1.Accurate determination of the anticancer prodrug simmitecan and its active metabolite chimmitecan in various plasma samples based on immediate deactivation of blood carboxylesterases.

Hu Z1, Sun Y, Du F, Niu W, Xu F, Huang Y, Li C. J Chromatogr A. 2011 Sep 23;1218(38):6646-53. doi: 10.1016/j.chroma.2011.07.042. Epub 2011 Jul 23.

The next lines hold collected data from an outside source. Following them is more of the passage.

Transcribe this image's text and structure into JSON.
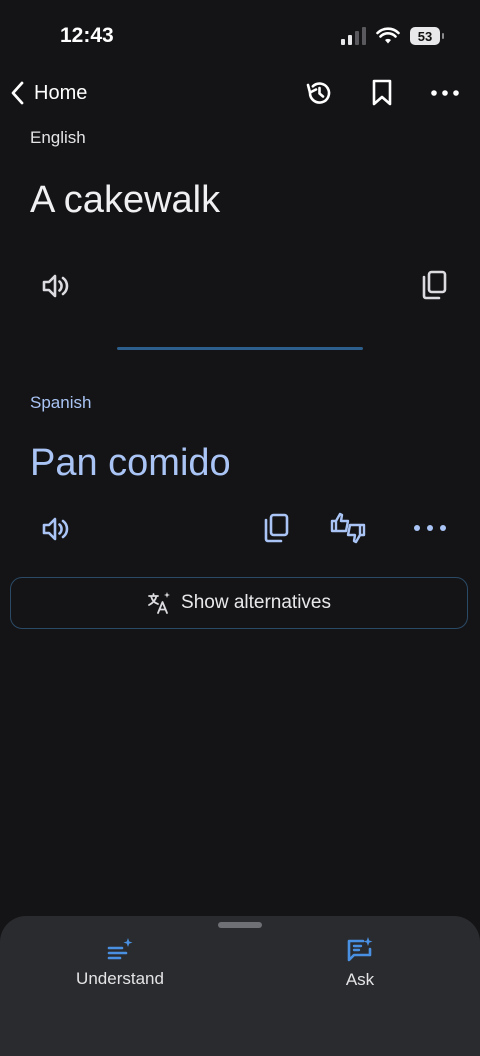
{
  "status_bar": {
    "time": "12:43",
    "battery": "53"
  },
  "header": {
    "back_label": "Home",
    "icons": [
      "history-icon",
      "bookmark-icon",
      "more-icon"
    ]
  },
  "source": {
    "language": "English",
    "text": "A cakewalk"
  },
  "target": {
    "language": "Spanish",
    "text": "Pan comido"
  },
  "alternatives_button": {
    "label": "Show alternatives"
  },
  "bottom_sheet": {
    "items": [
      {
        "label": "Understand",
        "icon": "understand-icon"
      },
      {
        "label": "Ask",
        "icon": "ask-icon"
      }
    ]
  },
  "colors": {
    "background": "#141416",
    "accent_text": "#a9c4f5",
    "accent_icon": "#4a90e2",
    "sheet": "#2a2b2e"
  }
}
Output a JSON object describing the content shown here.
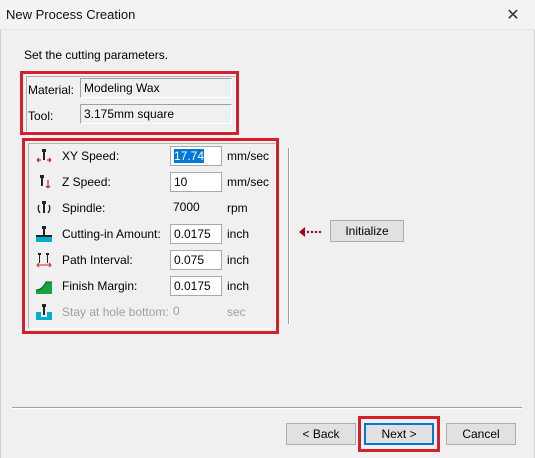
{
  "window": {
    "title": "New Process Creation",
    "close_glyph": "✕"
  },
  "instruction": "Set the cutting parameters.",
  "material": {
    "label": "Material:",
    "value": "Modeling Wax"
  },
  "tool": {
    "label": "Tool:",
    "value": "3.175mm square"
  },
  "params": [
    {
      "icon": "xy-speed-icon",
      "label": "XY Speed:",
      "value": "17.74",
      "unit": "mm/sec"
    },
    {
      "icon": "z-speed-icon",
      "label": "Z Speed:",
      "value": "10",
      "unit": "mm/sec"
    },
    {
      "icon": "spindle-icon",
      "label": "Spindle:",
      "value": "7000",
      "unit": "rpm"
    },
    {
      "icon": "cutting-in-amount-icon",
      "label": "Cutting-in Amount:",
      "value": "0.0175",
      "unit": "inch"
    },
    {
      "icon": "path-interval-icon",
      "label": "Path Interval:",
      "value": "0.075",
      "unit": "inch"
    },
    {
      "icon": "finish-margin-icon",
      "label": "Finish Margin:",
      "value": "0.0175",
      "unit": "inch"
    },
    {
      "icon": "stay-at-hole-bottom-icon",
      "label": "Stay at hole bottom:",
      "value": "0",
      "unit": "sec"
    }
  ],
  "buttons": {
    "initialize": "Initialize",
    "back": "< Back",
    "next": "Next >",
    "cancel": "Cancel"
  },
  "colors": {
    "highlight": "#d4202a",
    "accent": "#0078d7",
    "icon_cyan": "#00b0c8",
    "icon_green": "#1aa33a",
    "arrow_red": "#b0001a"
  }
}
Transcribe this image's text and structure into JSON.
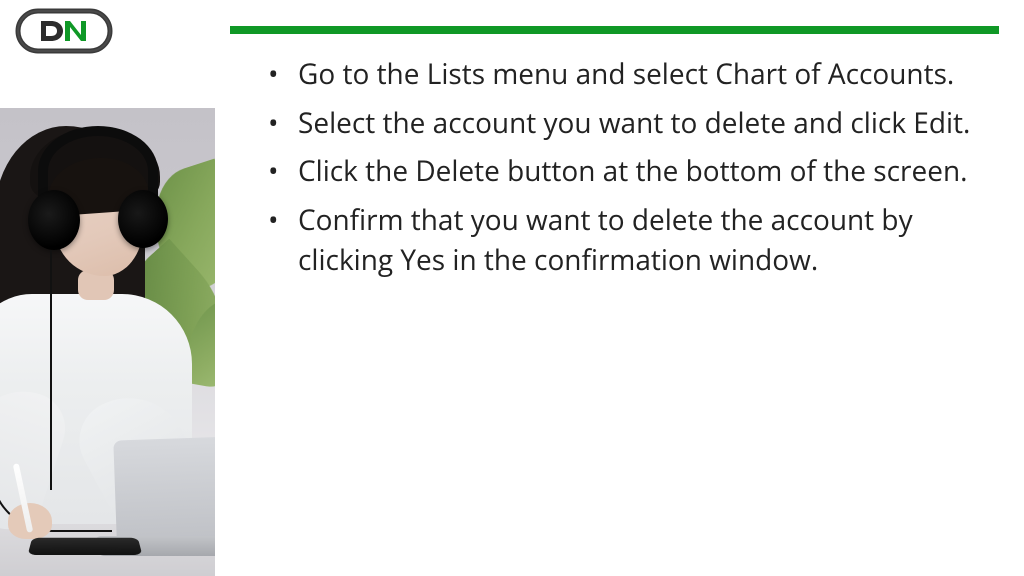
{
  "brand": {
    "accent": "#0f9826"
  },
  "steps": {
    "items": [
      "Go to the Lists menu and select Chart of Accounts.",
      "Select the account you want to delete and click Edit.",
      "Click the Delete button at the bottom of the screen.",
      "Confirm that you want to delete the account by clicking Yes in the confirmation window."
    ]
  }
}
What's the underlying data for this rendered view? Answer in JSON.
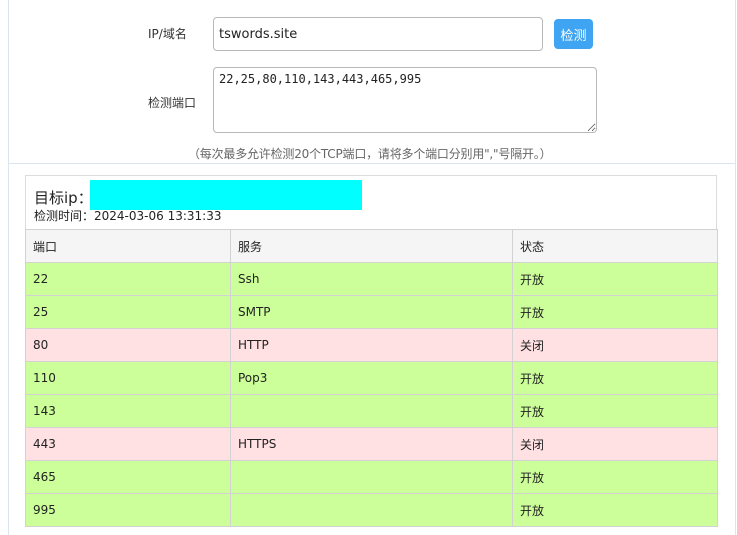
{
  "form": {
    "ip_label": "IP/域名",
    "ip_value": "tswords.site",
    "check_button": "检测",
    "port_label": "检测端口",
    "port_value": "22,25,80,110,143,443,465,995",
    "hint": "（每次最多允许检测20个TCP端口，请将多个端口分别用\",\"号隔开。）"
  },
  "result": {
    "target_label": "目标ip：",
    "time_label": "检测时间：",
    "time_value": "2024-03-06 13:31:33",
    "columns": [
      "端口",
      "服务",
      "状态"
    ],
    "rows": [
      {
        "port": "22",
        "service": "Ssh",
        "status": "开放",
        "state": "open"
      },
      {
        "port": "25",
        "service": "SMTP",
        "status": "开放",
        "state": "open"
      },
      {
        "port": "80",
        "service": "HTTP",
        "status": "关闭",
        "state": "closed"
      },
      {
        "port": "110",
        "service": "Pop3",
        "status": "开放",
        "state": "open"
      },
      {
        "port": "143",
        "service": "",
        "status": "开放",
        "state": "open"
      },
      {
        "port": "443",
        "service": "HTTPS",
        "status": "关闭",
        "state": "closed"
      },
      {
        "port": "465",
        "service": "",
        "status": "开放",
        "state": "open"
      },
      {
        "port": "995",
        "service": "",
        "status": "开放",
        "state": "open"
      }
    ]
  },
  "colors": {
    "open": "#ccff99",
    "closed": "#ffe0e3",
    "button": "#3fa4f2",
    "redaction": "#00ffff"
  }
}
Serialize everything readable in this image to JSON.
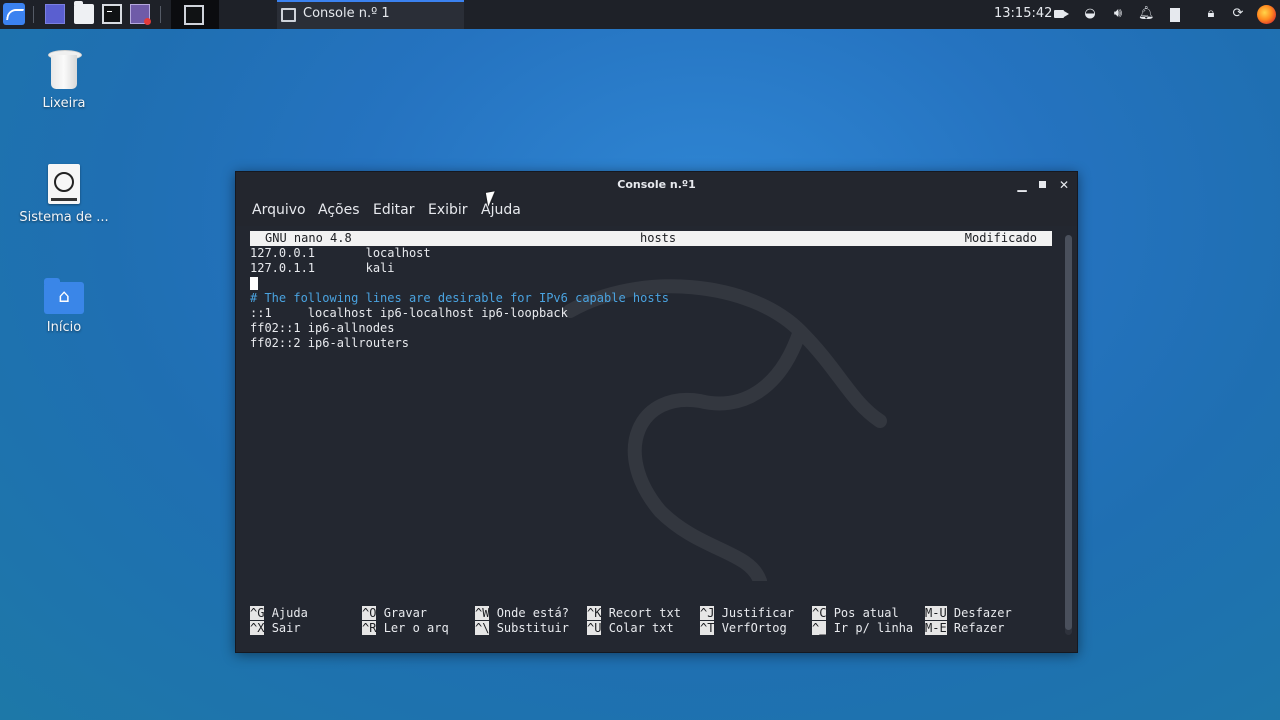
{
  "taskbar": {
    "window_title": "Console n.º 1",
    "clock": "13:15:42"
  },
  "desktop": {
    "icons": [
      {
        "label": "Lixeira",
        "icon": "trash-icon"
      },
      {
        "label": "Sistema de ...",
        "icon": "filesystem-icon"
      },
      {
        "label": "Início",
        "icon": "home-folder-icon"
      }
    ]
  },
  "window": {
    "title": "Console n.º1",
    "menu": [
      "Arquivo",
      "Ações",
      "Editar",
      "Exibir",
      "Ajuda"
    ]
  },
  "nano": {
    "header_left": "GNU nano 4.8",
    "header_center": "hosts",
    "header_right": "Modificado",
    "lines": [
      "127.0.0.1       localhost",
      "127.0.1.1       kali",
      "",
      "# The following lines are desirable for IPv6 capable hosts",
      "::1     localhost ip6-localhost ip6-loopback",
      "ff02::1 ip6-allnodes",
      "ff02::2 ip6-allrouters"
    ],
    "shortcuts_row1": [
      {
        "key": "^G",
        "label": "Ajuda"
      },
      {
        "key": "^O",
        "label": "Gravar"
      },
      {
        "key": "^W",
        "label": "Onde está?"
      },
      {
        "key": "^K",
        "label": "Recort txt"
      },
      {
        "key": "^J",
        "label": "Justificar"
      },
      {
        "key": "^C",
        "label": "Pos atual"
      },
      {
        "key": "M-U",
        "label": "Desfazer"
      }
    ],
    "shortcuts_row2": [
      {
        "key": "^X",
        "label": "Sair"
      },
      {
        "key": "^R",
        "label": "Ler o arq"
      },
      {
        "key": "^\\",
        "label": "Substituir"
      },
      {
        "key": "^U",
        "label": "Colar txt"
      },
      {
        "key": "^T",
        "label": "VerfOrtog"
      },
      {
        "key": "^_",
        "label": "Ir p/ linha"
      },
      {
        "key": "M-E",
        "label": "Refazer"
      }
    ]
  }
}
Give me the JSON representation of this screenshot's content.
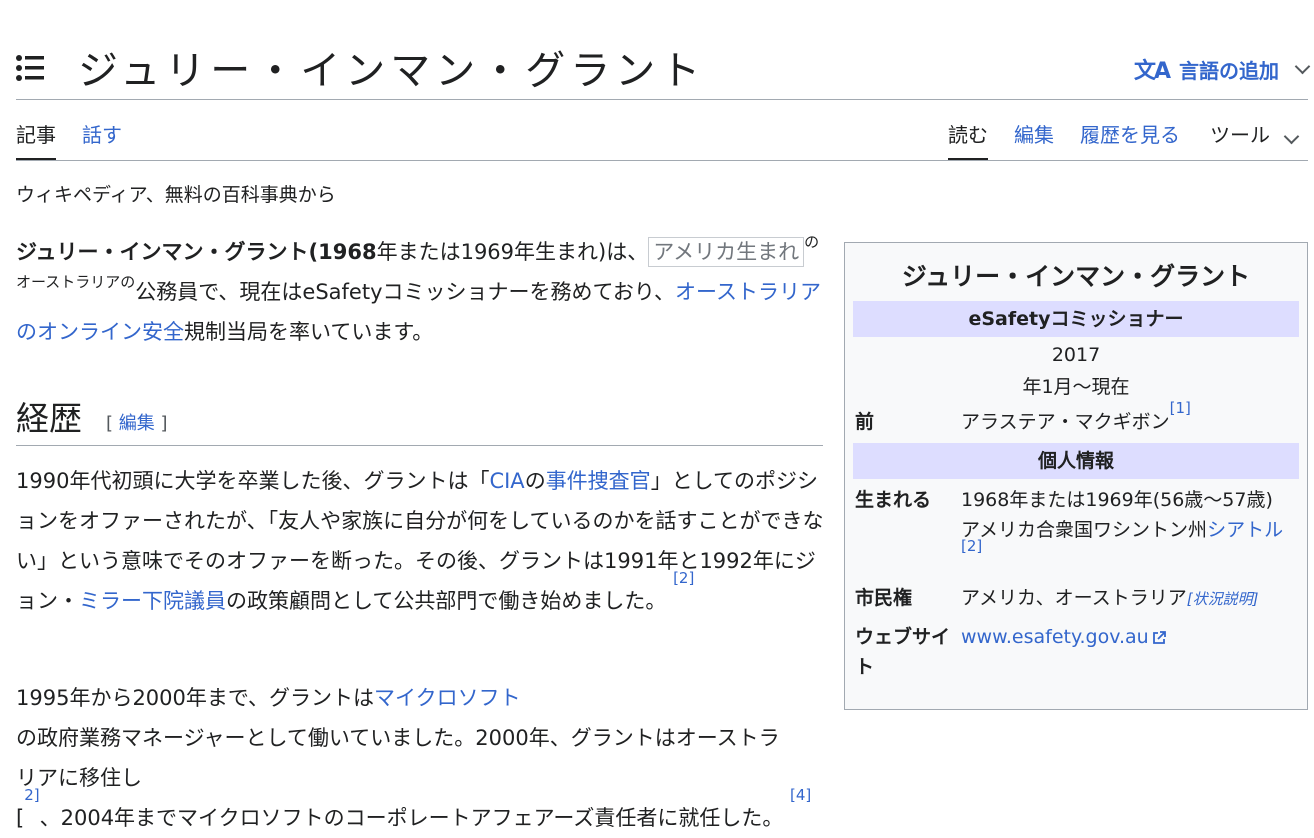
{
  "page": {
    "title": "ジュリー・インマン・グラント",
    "language_button": "言語の追加",
    "translate_icon": "文A"
  },
  "tabs": {
    "left": [
      "記事",
      "話す"
    ],
    "right": [
      "読む",
      "編集",
      "履歴を見る",
      "ツール"
    ]
  },
  "tagline": "ウィキペディア、無料の百科事典から",
  "intro": {
    "name_bold": "ジュリー・インマン・グラント",
    "paren_bold_open": "(1968",
    "paren_rest": "年または1969年生まれ)は、",
    "boxed": "アメリカ生まれ",
    "small": "のオーストラリアの",
    "text2": "公務員で、現在はeSafetyコミッショナーを務めており、",
    "link": "オーストラリアのオンライン安全",
    "text3": "規制当局を率いています。"
  },
  "section": {
    "heading": "経歴",
    "edit_open": "[",
    "edit_label": "編集",
    "edit_close": "]"
  },
  "para1": {
    "t1": "1990年代初頭に大学を卒業した後、グラントは「",
    "l1": "CIA",
    "t2": "の",
    "l2": "事件捜査官",
    "t3": "」としてのポジションをオファーされたが、「友人や家族に自分が何をしているのかを話すことができない」という意味でそのオファーを断った。その後、グラントは1991年と1992年にジョン・",
    "l3": "ミラー下院議員",
    "t4": "の政策顧問として公共部門で働き始めました。",
    "ref": "[2]"
  },
  "para2": {
    "t1": "1995年から2000年まで、グラントは",
    "l1": "マイクロソフト",
    "t2": "の政府業務マネージャーとして働いていました。2000年、グラントはオーストラリアに移住し",
    "t3": "[",
    "ref1": "2]",
    "t4": "、2004年までマイクロソフトのコーポレートアフェアーズ責任者に就任した。",
    "ref2": "[4]"
  },
  "infobox": {
    "title": "ジュリー・インマン・グラント",
    "office": "eSafetyコミッショナー",
    "term_line1": "2017",
    "term_line2": "年1月〜現在",
    "preceded_label": "前",
    "preceded_value": "アラステア・マクギボン",
    "preceded_ref": "[1]",
    "personal_header": "個人情報",
    "born_label": "生まれる",
    "born_line1": "1968年または1969年(56歳〜57歳)",
    "born_text": "アメリカ合衆国ワシントン州",
    "born_link": "シアトル",
    "born_ref": "[2]",
    "citizen_label": "市民権",
    "citizen_value": "アメリカ、オーストラリア",
    "citizen_note": "[状況説明]",
    "website_label": "ウェブサイト",
    "website_value": "www.esafety.gov.au"
  },
  "colors": {
    "link": "#3366cc",
    "infobox_header_bg": "#ddddff",
    "infobox_bg": "#f8f9fa",
    "text": "#202122"
  }
}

Simmitecan (L-P) is an anticancer ester prodrug, which involves activation to chimmitecan (L-2-Z). In the current study, a liquid chromatography/tandem mass spectrometry-based method was developed for simultaneous determination of L-P and L-2-Z in various plasma samples. Because L-P is rapidly converted to L-2-Z by blood carboxylesterase during and after sampling, which hampers accurate determination of L-P and L-2-Z in the biological samples, different carboxylesterase inhibitors were tested. As a result, bis(4-nitrophenyl)phosphate gave the best results with respect to inhibitory capability, hemolysis, and matrix effects and was used to deactivate blood carboxylesterases when sampling. The plasma samples were precipitated with acetonitrile and the resulting supernatants were separated using a pulse gradient method on a C18 column. Irinotecan and camptothecin were used as internal standards for quantification of L-P and L-2-Z, respectively.

2.Chimmitecan, a novel 9-substituted camptothecin, with improved anticancer pharmacologic profiles in vitro and in vivo.

Huang M1, Gao H, Chen Y, Zhu H, Cai Y, Zhang X, Miao Z, Jiang H, Zhang J, Shen H, Lin L, Lu W, Ding J. Clin Cancer Res. 2007 Feb 15;13(4):1298-307. Epub 2007 Feb 7.

PURPOSE: This study aimed to evaluate antitumor activities and pharmacologic profiles of chimmitecan, a novel 9-small-alkyl-substituted lipophilic camptothecin, in comparison with irinotecan (CPT-11) and topotecan.